LOCATION: Detroit, MI
The restoration and renovation of this home, originally built for sculptor Julius Melchers in 1896, involved a complete overhaul of internal mechanics, restructuring of dilapidated areas, new construction, and detailed restoration. A new cedar and copper roof replaced three other roofs layered over the original shingle roof. The exterior wood clapboard was stripped of 20 layers of paint and rotted perimeter eaves and inverted gutters and soffits were rebuilt. A meticulous restoration of the original hand-carved details was achieved by consulting historic photos of the house.
The next phase was interior reconstruction, which required establishing sectional relief where there originally was none. Four new bathrooms, a new kitchen, and morning room were created. Three bedrooms evolved into the master suite on the second floor. A revision of the original sunroom created a two-story sunroom with views of the newly created courtyard and carriage house. A large family room was created on the third floor, where once three bedrooms existed, and a new third floor balcony replaced unfinished attic space. A fourth level loft overlooks the third floor space and completes the restored structure.

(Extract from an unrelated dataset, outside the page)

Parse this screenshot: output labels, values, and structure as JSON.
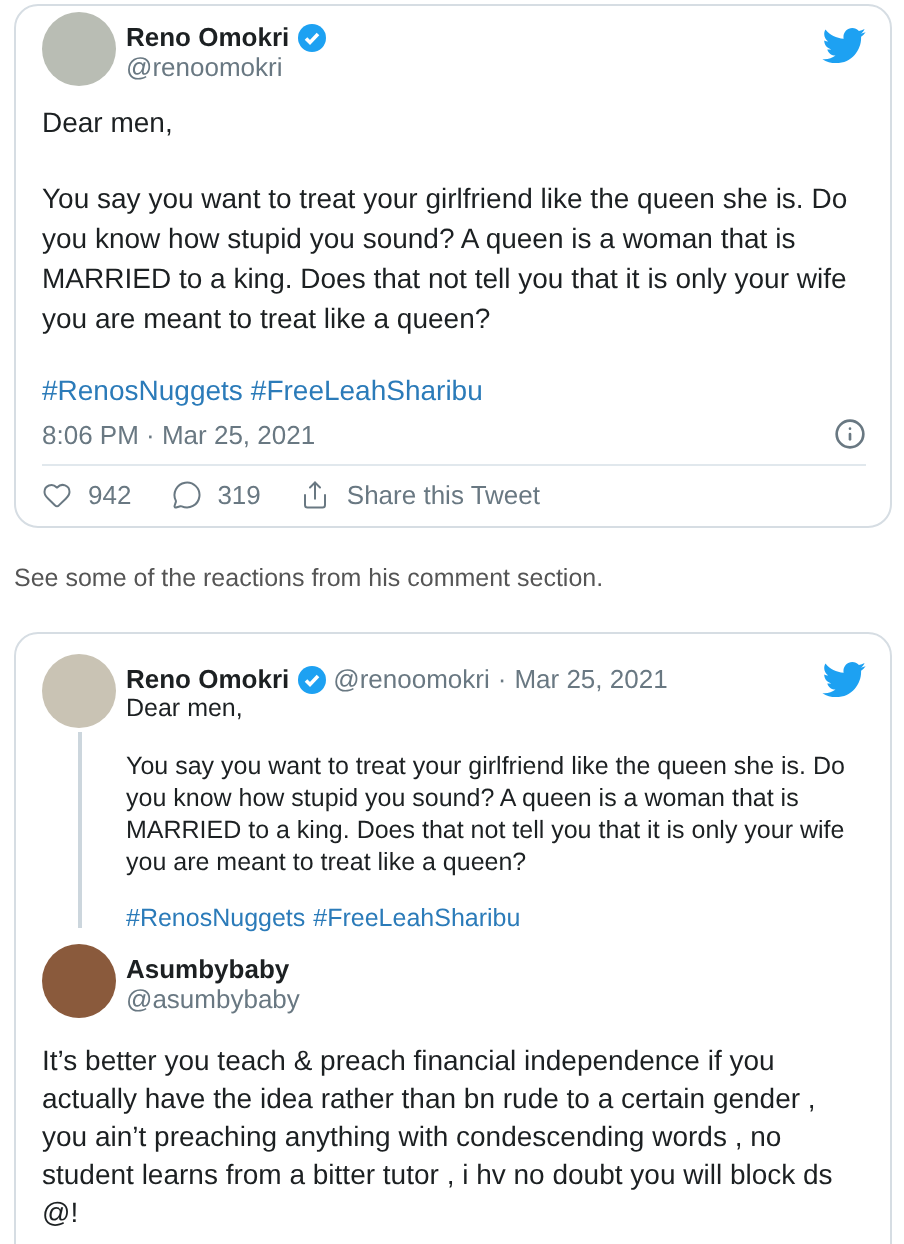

The front landscape is inspired from the oval window at the center of the second floor, which is perhaps derived from the “third eye” or “eye of God”, as Melchers was an influential member of the Masonic order. The detail is rendered upon the ground through the symmetrical use of brick walkways, boxwood hedges, plantings and other landscape elements. Resourceful design created a new carriage house, allowing for an inventive garage, courtyard, and storage facility, continuing and building upon the architectural language of the main structure.